Hypoxic-ischemic tolerance can be induced in neonatal rats through hyperthermic preconditioning. The purposes of this study were to determine the interval between hyperthermic preconditioning and a subsequent hypoxic-ischemic insult that would provide optimal neuroprotection against the insult and to examine the relationship between tolerance induction and heat shock protein expression.

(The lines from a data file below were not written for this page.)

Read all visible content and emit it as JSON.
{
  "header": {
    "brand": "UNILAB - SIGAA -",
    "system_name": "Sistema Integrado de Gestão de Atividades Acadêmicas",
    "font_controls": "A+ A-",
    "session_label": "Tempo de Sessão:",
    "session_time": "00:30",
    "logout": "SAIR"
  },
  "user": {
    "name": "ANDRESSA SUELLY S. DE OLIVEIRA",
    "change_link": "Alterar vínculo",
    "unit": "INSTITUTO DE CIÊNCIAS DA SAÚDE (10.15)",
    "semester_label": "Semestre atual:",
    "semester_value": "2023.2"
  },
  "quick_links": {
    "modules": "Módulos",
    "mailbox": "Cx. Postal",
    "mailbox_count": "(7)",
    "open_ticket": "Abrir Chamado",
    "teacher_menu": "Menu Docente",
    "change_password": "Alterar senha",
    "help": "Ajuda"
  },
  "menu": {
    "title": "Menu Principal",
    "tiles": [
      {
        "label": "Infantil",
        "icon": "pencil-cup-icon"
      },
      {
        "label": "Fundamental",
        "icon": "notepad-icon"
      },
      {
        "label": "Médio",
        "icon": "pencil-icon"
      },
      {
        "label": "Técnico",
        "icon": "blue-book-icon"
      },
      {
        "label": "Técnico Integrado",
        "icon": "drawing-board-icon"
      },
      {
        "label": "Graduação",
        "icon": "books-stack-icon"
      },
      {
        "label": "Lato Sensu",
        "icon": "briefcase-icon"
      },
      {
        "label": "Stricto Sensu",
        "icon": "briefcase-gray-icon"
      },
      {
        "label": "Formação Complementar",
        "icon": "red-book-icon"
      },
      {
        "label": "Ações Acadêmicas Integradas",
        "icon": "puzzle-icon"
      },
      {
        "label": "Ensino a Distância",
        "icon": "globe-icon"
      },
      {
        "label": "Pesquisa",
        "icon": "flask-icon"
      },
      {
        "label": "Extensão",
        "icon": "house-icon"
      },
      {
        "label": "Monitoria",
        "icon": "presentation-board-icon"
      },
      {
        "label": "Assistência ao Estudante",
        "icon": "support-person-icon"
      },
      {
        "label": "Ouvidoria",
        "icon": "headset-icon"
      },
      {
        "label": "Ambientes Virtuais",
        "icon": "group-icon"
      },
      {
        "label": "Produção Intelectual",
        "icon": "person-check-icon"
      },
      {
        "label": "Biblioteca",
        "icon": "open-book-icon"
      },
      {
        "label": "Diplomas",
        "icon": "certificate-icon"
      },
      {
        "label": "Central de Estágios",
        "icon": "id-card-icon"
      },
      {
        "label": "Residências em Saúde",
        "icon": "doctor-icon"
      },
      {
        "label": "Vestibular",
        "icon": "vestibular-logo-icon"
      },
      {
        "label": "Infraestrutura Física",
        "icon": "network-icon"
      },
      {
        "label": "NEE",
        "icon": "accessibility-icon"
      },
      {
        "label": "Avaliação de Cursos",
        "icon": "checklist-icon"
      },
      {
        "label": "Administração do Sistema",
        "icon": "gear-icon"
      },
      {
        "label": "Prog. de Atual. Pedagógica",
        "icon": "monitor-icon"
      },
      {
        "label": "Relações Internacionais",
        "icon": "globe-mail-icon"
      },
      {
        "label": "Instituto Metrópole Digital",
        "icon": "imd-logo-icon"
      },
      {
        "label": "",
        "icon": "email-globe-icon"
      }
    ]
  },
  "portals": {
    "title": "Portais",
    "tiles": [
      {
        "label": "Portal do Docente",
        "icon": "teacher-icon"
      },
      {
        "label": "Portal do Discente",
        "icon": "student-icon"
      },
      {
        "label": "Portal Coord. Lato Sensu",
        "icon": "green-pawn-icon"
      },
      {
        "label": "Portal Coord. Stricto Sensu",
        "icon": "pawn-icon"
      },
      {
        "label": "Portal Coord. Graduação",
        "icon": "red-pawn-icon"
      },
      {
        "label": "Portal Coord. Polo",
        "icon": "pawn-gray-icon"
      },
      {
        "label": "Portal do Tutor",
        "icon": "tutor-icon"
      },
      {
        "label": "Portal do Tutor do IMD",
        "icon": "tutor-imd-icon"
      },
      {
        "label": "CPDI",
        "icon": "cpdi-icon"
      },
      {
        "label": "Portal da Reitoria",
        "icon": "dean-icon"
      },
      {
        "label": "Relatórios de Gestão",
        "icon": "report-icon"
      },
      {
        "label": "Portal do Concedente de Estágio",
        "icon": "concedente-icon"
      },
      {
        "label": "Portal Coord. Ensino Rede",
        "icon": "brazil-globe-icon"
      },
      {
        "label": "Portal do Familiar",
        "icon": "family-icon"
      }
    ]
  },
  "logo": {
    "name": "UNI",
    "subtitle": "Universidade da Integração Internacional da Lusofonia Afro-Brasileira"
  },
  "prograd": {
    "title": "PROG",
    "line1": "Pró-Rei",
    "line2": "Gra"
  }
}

On postnatal day 7 Wistar rat pups were separated into the following 2 groups: a heated group (those exposed to 15 minutes of hyperthermic pretreatment at a brain temperature of 41.5 degrees C-42.0 degrees C) and an unheated control group. At 6, 12, 24, 48, and 72 hours after the hyperthermic stress, rats from both groups were exposed to left carotid artery ligation followed by 2 hours of hypoxia (8% oxygen and 92% nitrogen) at 33 degrees C. Twenty animals from each group were used at each time point. All rats were killed at 1 week after hypoxia-ischemia, at which time the brains were processed and neuronal damage in the cortex and hippocampus was assessed histologically. Another set of 7-day-old rats (n = 30) was studied immunohistochemically at 6, 12, 24, 48, and 72 hours after the same hyperthermic treatment. Expression of 72-kd heat shock protein was measured in neuronal, glial, and vascular endothelial cells.

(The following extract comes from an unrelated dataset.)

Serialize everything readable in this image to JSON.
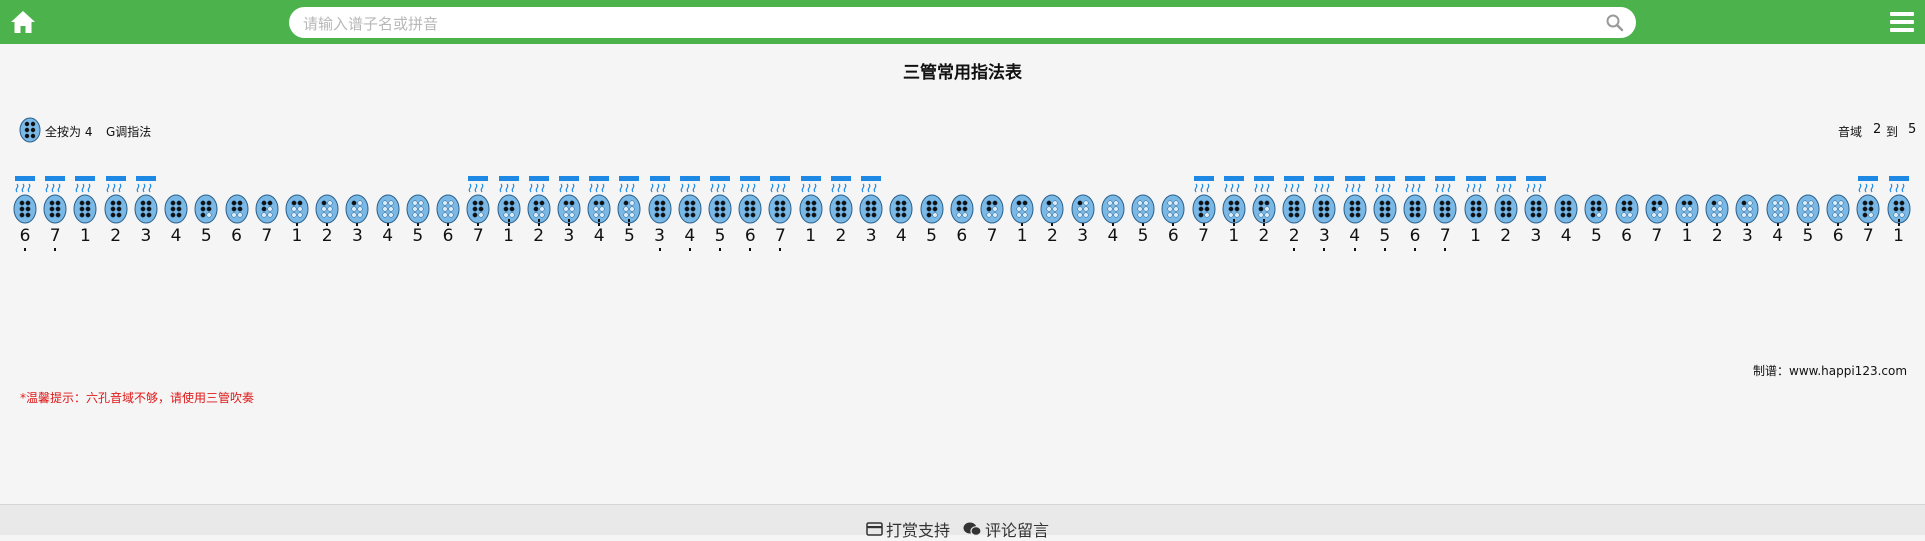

Hyperthermia-induced hypoxic-ischemic tolerance was observed at 6, 12, and 24 hours but not at 48 and 72 hours after hyperthermic preconditioning. Heat shock protein 72 expression in the vascular endothelial cells, rather than in the glial or neuronal cells, was most strongly associated with hypoxic-ischemic tolerance.
These findings suggest that heat shock protein 72 in endothelial cells plays an important role in the acquisition of hypoxic-ischemic tolerance at postnatal day 7, a time when maximal angiogenesis occurs and the blood-brain barrier is still immature.
通过热预处理可诱导新生大鼠产生缺氧缺血耐受性。本研究的目的是确定热预处理与随后的缺氧缺血性损伤之间的间隔时间,该间隔时间能为抵御损伤提供最佳神经保护,并研究耐受性诱导与热休克蛋白表达之间的关系。
出生后第7天的Wistar大鼠幼崽被分为以下2组:加热组(在脑温41.5℃ - 42.0℃下接受15分钟热预处理的大鼠)和未加热对照组。在热应激后6、12、24、48和72小时,两组大鼠均接受左颈动脉结扎,随后在33℃下进行2小时缺氧(8%氧气和92%氮气)。每个时间点每组使用20只动物。所有大鼠在缺氧缺血后1周处死,此时对大脑进行处理,并通过组织学评估皮质和海马中的神经元损伤。另一组7日龄大鼠(n = 30)在相同热疗后6、12、24、48和72小时进行免疫组织化学研究。测量神经元、胶质细胞和血管内皮细胞中72-kd热休克蛋白的表达。
在热预处理后6、12和24小时观察到热诱导的缺氧缺血耐受性,但在48和72小时未观察到。血管内皮细胞而非胶质细胞或神经元细胞中的热休克蛋白72表达与缺氧缺血耐受性最密切相关。
这些发现表明,内皮细胞中的热休克蛋白72在出生后第7天获得缺氧缺血耐受性中起重要作用,此时发生最大程度的血管生成且血脑屏障仍不成熟。